Mas a CMVM também conclui que, da análise das declarações prestadas à Comissão por investidores e ex-colaboradores do Banif, e da informação recolhida na ação de supervisão, não foi possível apurar evidências, para além de qualquer dúvida razoável, da existência de práticas generalizadas de violação de deveres legais de comercialização de instrumentos financeiros pelo Banif.

Por outro lado, os elementos e documentos analisados não permitiram identificar evidências de ‘misseling’ generalizado. Isto refere-se ao desaparecimento de documentos. A CMVM realça que a ação de supervisão, efetuada depois da resolução do Banif, conheceu limitações pelo facto de não ter sido possível reconstituir elementos de prova, como por exemplo eventuais e-mails trocados entre colaboradores ou entre estes e clientes, e outra documentação física relevante.
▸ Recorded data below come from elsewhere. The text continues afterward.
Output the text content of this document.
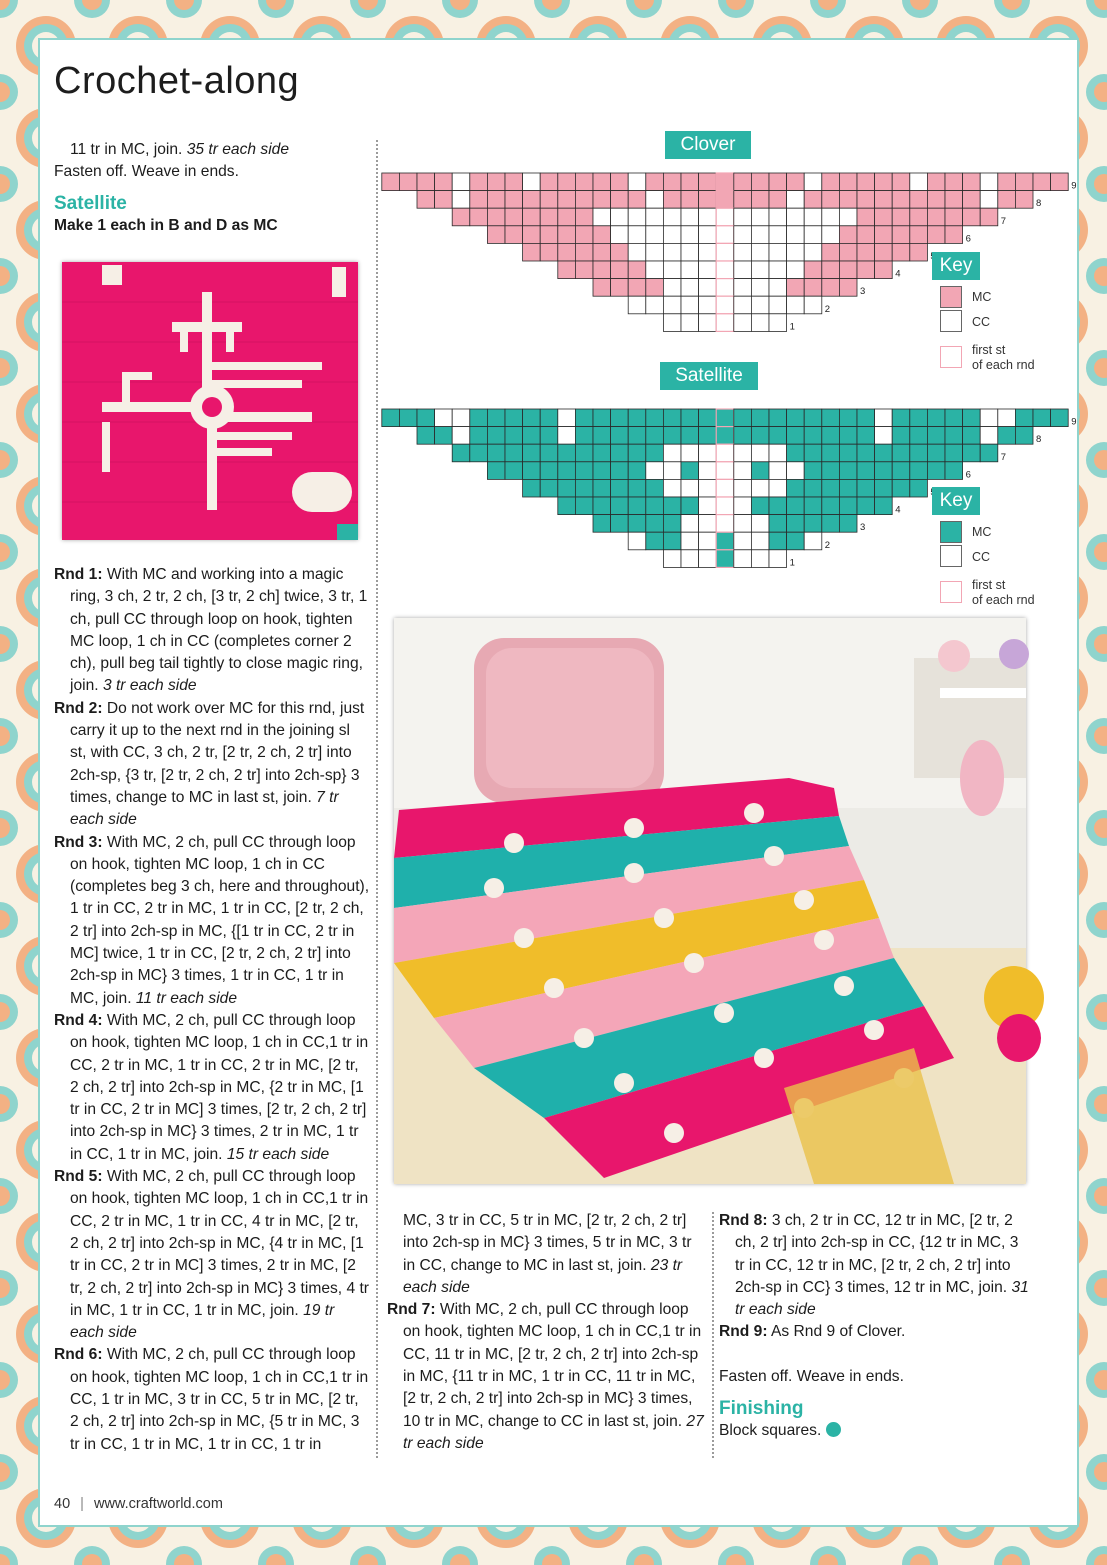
Crochet-along
11 tr in MC, join. 35 tr each side
Fasten off. Weave in ends.
Satellite
Make 1 each in B and D as MC
Rnd 1: With MC and working into a magic ring, 3 ch, 2 tr, 2 ch, [3 tr, 2 ch] twice, 3 tr, 1 ch, pull CC through loop on hook, tighten MC loop, 1 ch in CC (completes corner 2 ch), pull beg tail tightly to close magic ring, join. 3 tr each side
Rnd 2: Do not work over MC for this rnd, just carry it up to the next rnd in the joining sl st, with CC, 3 ch, 2 tr, [2 tr, 2 ch, 2 tr] into 2ch-sp, {3 tr, [2 tr, 2 ch, 2 tr] into 2ch-sp} 3 times, change to MC in last st, join. 7 tr each side
Rnd 3: With MC, 2 ch, pull CC through loop on hook, tighten MC loop, 1 ch in CC (completes beg 3 ch, here and throughout), 1 tr in CC, 2 tr in MC, 1 tr in CC, [2 tr, 2 ch, 2 tr] into 2ch-sp in MC, {[1 tr in CC, 2 tr in MC] twice, 1 tr in CC, [2 tr, 2 ch, 2 tr] into 2ch-sp in MC} 3 times, 1 tr in CC, 1 tr in MC, join. 11 tr each side
Rnd 4: With MC, 2 ch, pull CC through loop on hook, tighten MC loop, 1 ch in CC,1 tr in CC, 2 tr in MC, 1 tr in CC, 2 tr in MC, [2 tr, 2 ch, 2 tr] into 2ch-sp in MC, {2 tr in MC, [1 tr in CC, 2 tr in MC] 3 times, [2 tr, 2 ch, 2 tr] into 2ch-sp in MC} 3 times, 2 tr in MC, 1 tr in CC, 1 tr in MC, join. 15 tr each side
Rnd 5: With MC, 2 ch, pull CC through loop on hook, tighten MC loop, 1 ch in CC,1 tr in CC, 2 tr in MC, 1 tr in CC, 4 tr in MC, [2 tr, 2 ch, 2 tr] into 2ch-sp in MC, {4 tr in MC, [1 tr in CC, 2 tr in MC] 3 times, 2 tr in MC, [2 tr, 2 ch, 2 tr] into 2ch-sp in MC} 3 times, 4 tr in MC, 1 tr in CC, 1 tr in MC, join. 19 tr each side
Rnd 6: With MC, 2 ch, pull CC through loop on hook, tighten MC loop, 1 ch in CC,1 tr in CC, 1 tr in MC, 3 tr in CC, 5 tr in MC, [2 tr, 2 ch, 2 tr] into 2ch-sp in MC, {5 tr in MC, 3 tr in CC, 1 tr in MC, 1 tr in CC, 1 tr in
Clover
9
8
7
6
4
3
2
1
Key
MC
CC
first st
of each rnd
Satellite
9
8
7
6
4
3
2
1
Key
MC
CC
first st
of each rnd
MC, 3 tr in CC, 5 tr in MC, [2 tr, 2 ch, 2 tr] into 2ch-sp in MC} 3 times, 5 tr in MC, 3 tr in CC, change to MC in last st, join. 23 tr each side
Rnd 7: With MC, 2 ch, pull CC through loop on hook, tighten MC loop, 1 ch in CC,1 tr in CC, 11 tr in MC, [2 tr, 2 ch, 2 tr] into 2ch-sp in MC, {11 tr in MC, 1 tr in CC, 11 tr in MC, [2 tr, 2 ch, 2 tr] into 2ch-sp in MC} 3 times, 10 tr in MC, change to CC in last st, join. 27 tr each side
Rnd 8: 3 ch, 2 tr in CC, 12 tr in MC, [2 tr, 2 ch, 2 tr] into 2ch-sp in CC, {12 tr in MC, 3 tr in CC, 12 tr in MC, [2 tr, 2 ch, 2 tr] into 2ch-sp in CC} 3 times, 12 tr in MC, join. 31 tr each side
Rnd 9: As Rnd 9 of Clover.
Fasten off. Weave in ends.
Finishing
Block squares.
40 | www.craftworld.com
Quer em anteriores supervisões quer no âmbito do tratamento das reclamações, a CMVM verificou, relativamente a muitos casos, que o Banif facultou e entregou aos clientes toda a documentação informativa legalmente exigida (no âmbito de ofertas públicas, nomeadamente) e deu cumprimento às regras legais relativas à avaliação do carater adequado das operações.

Que tipos de situações encontrou a CMVM?

Foram detetadas franjas de investidores não profissionais cujo perfil (seja pela idade avançada, pela ausência de literacia financeira, pelo facto de nunca terem investido em instrumentos financeiros com grau de complexidade semelhante, ou ainda pelo peso do investimento no património do cliente), podem indicar situações de menor adequação em relação aos instrumentos financeiros em que investiram, sem que todavia exista evidência (salvo num número residual de casos) de violação dos deveres de comercialização legalmente estabelecidos.
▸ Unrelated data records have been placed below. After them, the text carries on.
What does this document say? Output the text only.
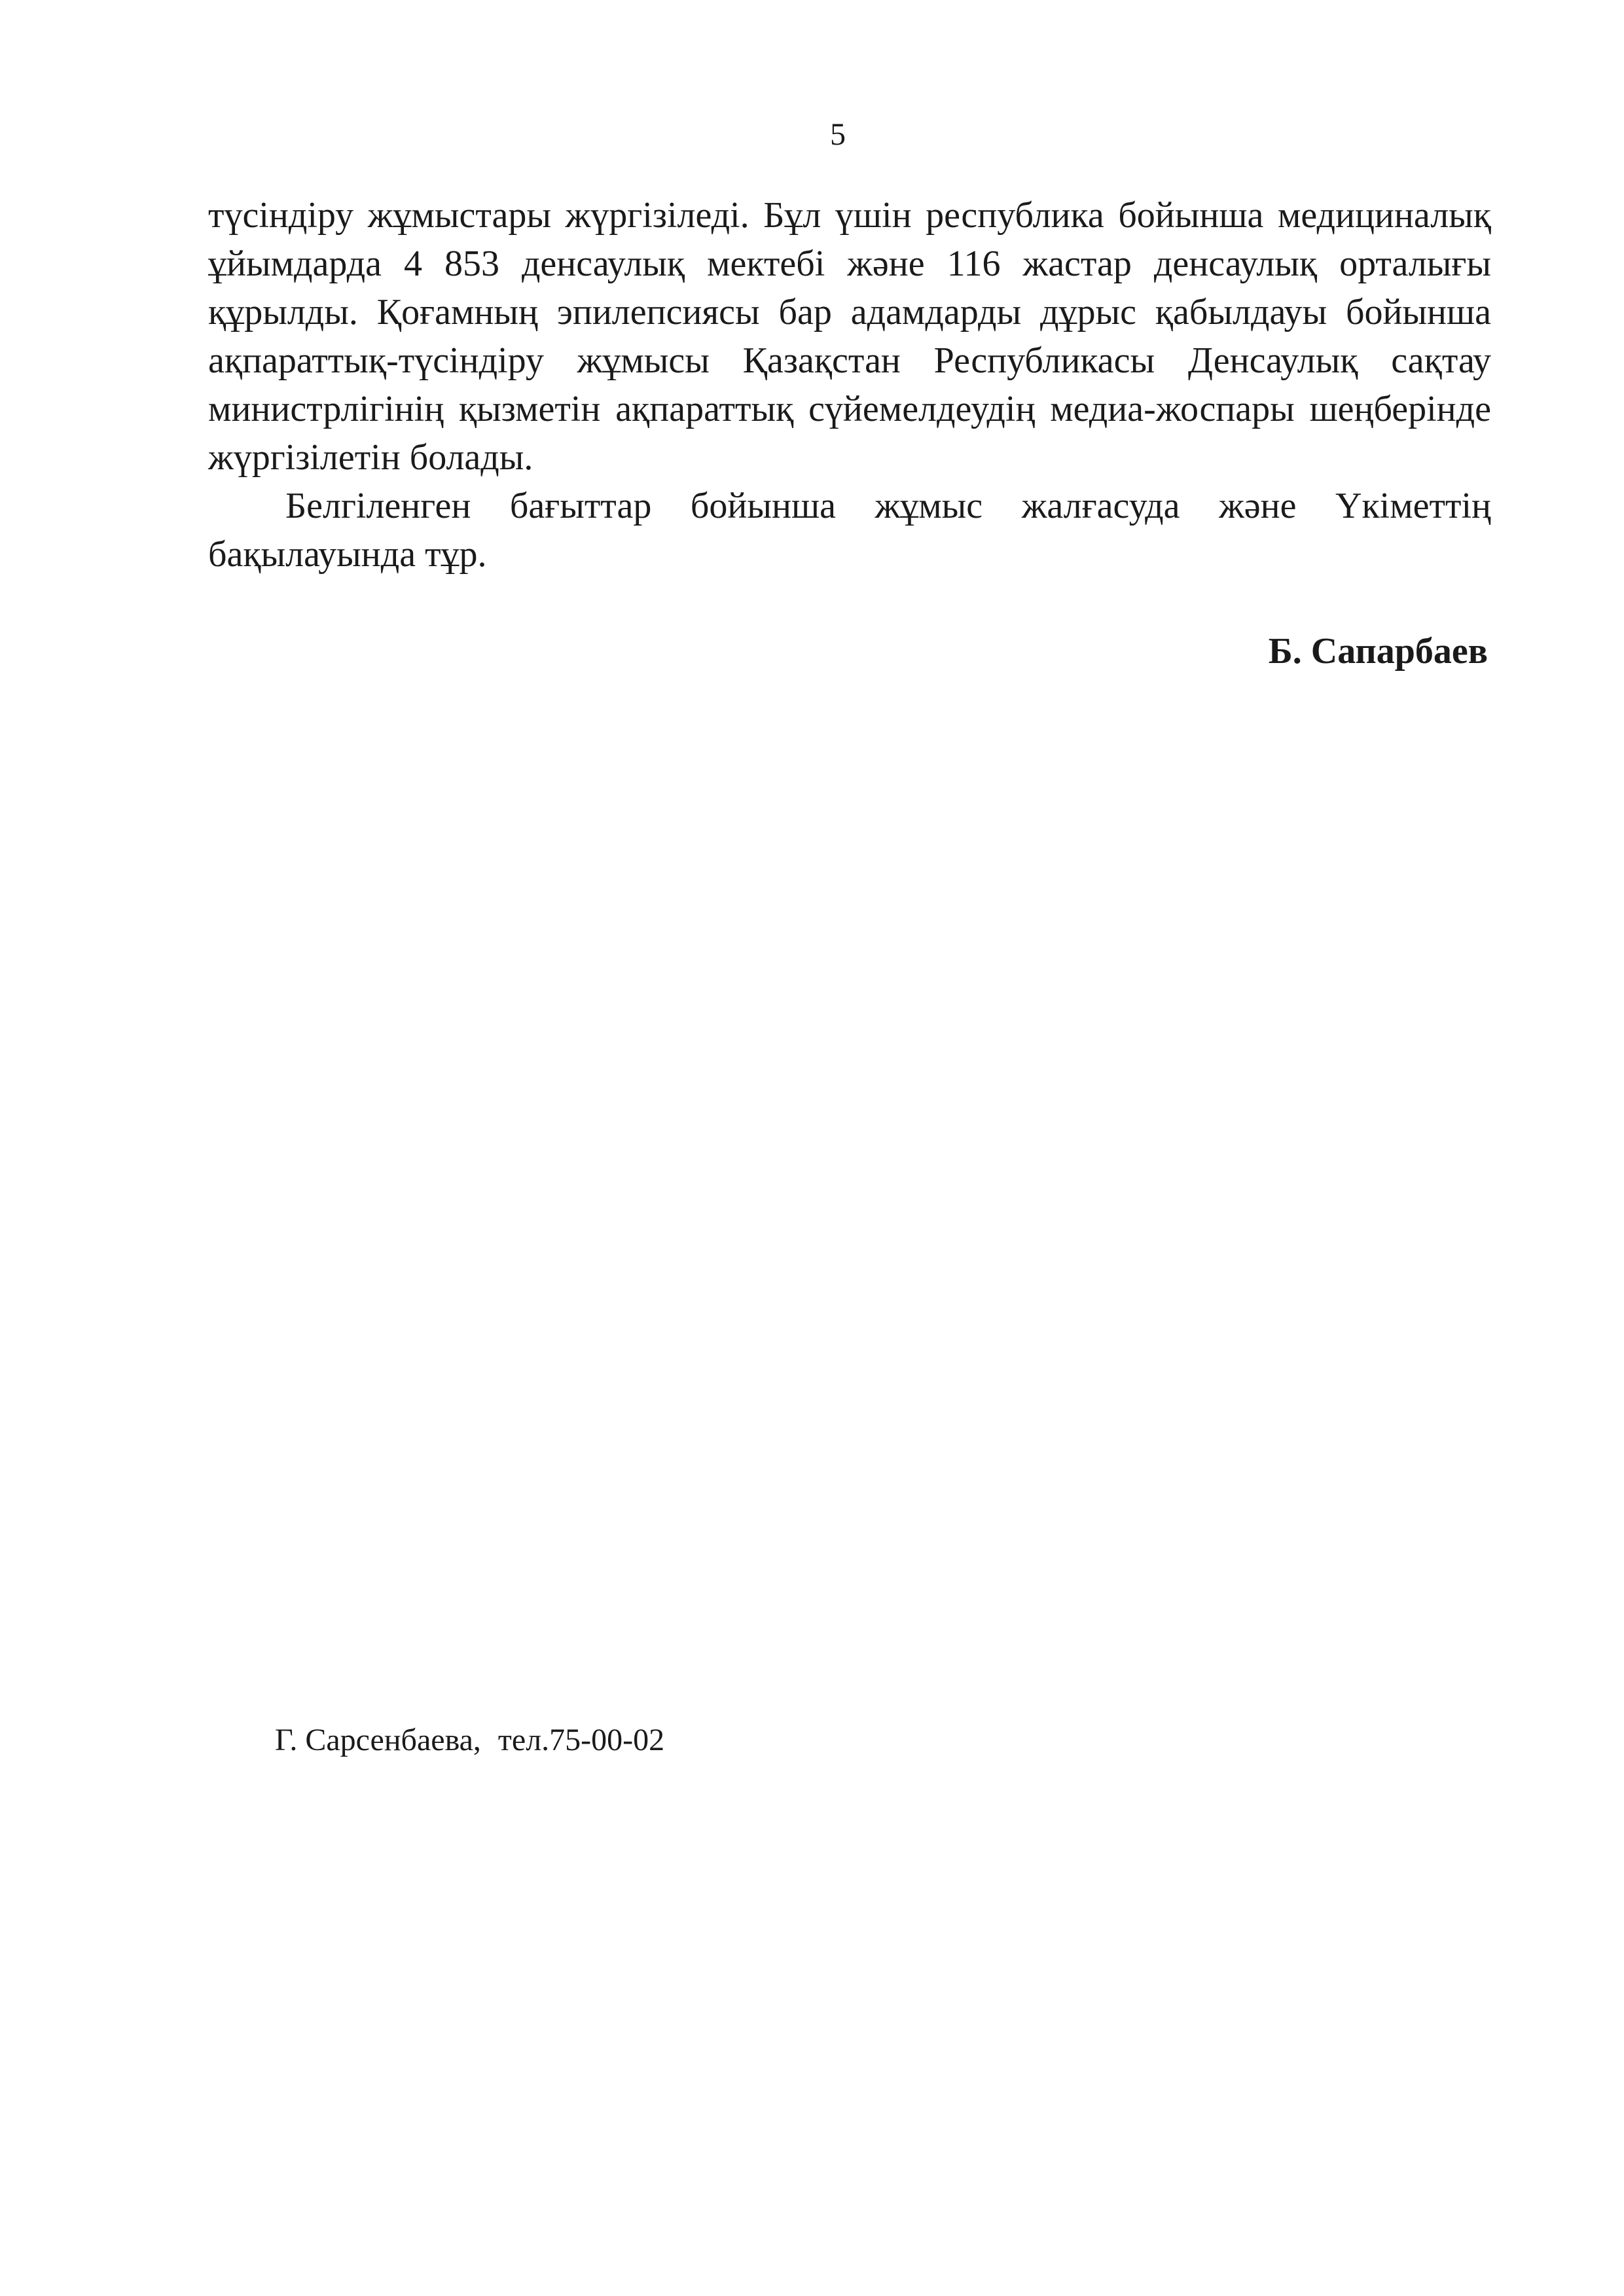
5

түсіндіру жұмыстары жүргізіледі. Бұл үшін республика бойынша медициналық ұйымдарда 4 853 денсаулық мектебі және 116 жастар денсаулық орталығы құрылды. Қоғамның эпилепсиясы бар адамдарды дұрыс қабылдауы бойынша ақпараттық-түсіндіру жұмысы Қазақстан Республикасы Денсаулық сақтау министрлігінің қызметін ақпараттық сүйемелдеудің медиа-жоспары шеңберінде жүргізілетін болады.

Белгіленген бағыттар бойынша жұмыс жалғасуда және Үкіметтің бақылауында тұр.

Б. Сапарбаев
Г. Сарсенбаева, тел.75-00-02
A CMVM avança para contraordenações?

Relativamente a esses casos residuais a CMVM agirá em conformidade com os seus poderes e deveres de atuação, encontrando-se os mesmos a ser tratados em sede contraordenacional.

Que dificuldades enfrentou a CMVM no acesso a documentação?

A ação de supervisão decorreu em momento subsequente à resolução do Banif. A CMVM não conseguiu obter meios de prova que se afiguravam essenciais para aferir em toda a sua extensão os termos e conteúdo das interações entre o Banif e os seus clientes no âmbito da comercialização de instrumentos financeiros. Não foi também possível recuperar boa parte da documentação física referente a processos de clientes que pudesse contribuir para apurar, para além de qualquer dúvida razoável, se, quando, em que termos, e em relação a que investidores foram violados deveres de intermediação financeira por parte do Banif.

Quais as causas que dificultaram o acesso a toda a informação relevante?

Há razões de diversas ordens, desde a cessação de contratos com a empresa que mantinha informação em suportes digitais, até à impossibilidade de localização de documentação física na sequência da medida de resolução e da decisão conexa de repartição de responsabilidades e ativos pela Oitante e pelo Banco Santander. Em comum estas razões partilham a falta de mecanismos específicos de salvaguarda dos deveres de conservadoria da documentação num contexto de resolução. Face ao sucedido, a CMVM entende e já partilhou que se justifica uma alteração ao Regime Geral das Instituições de Crédito e Sociedades Financeiras que clarifique e acentue a relevância de tal estar explicitamente acautelado.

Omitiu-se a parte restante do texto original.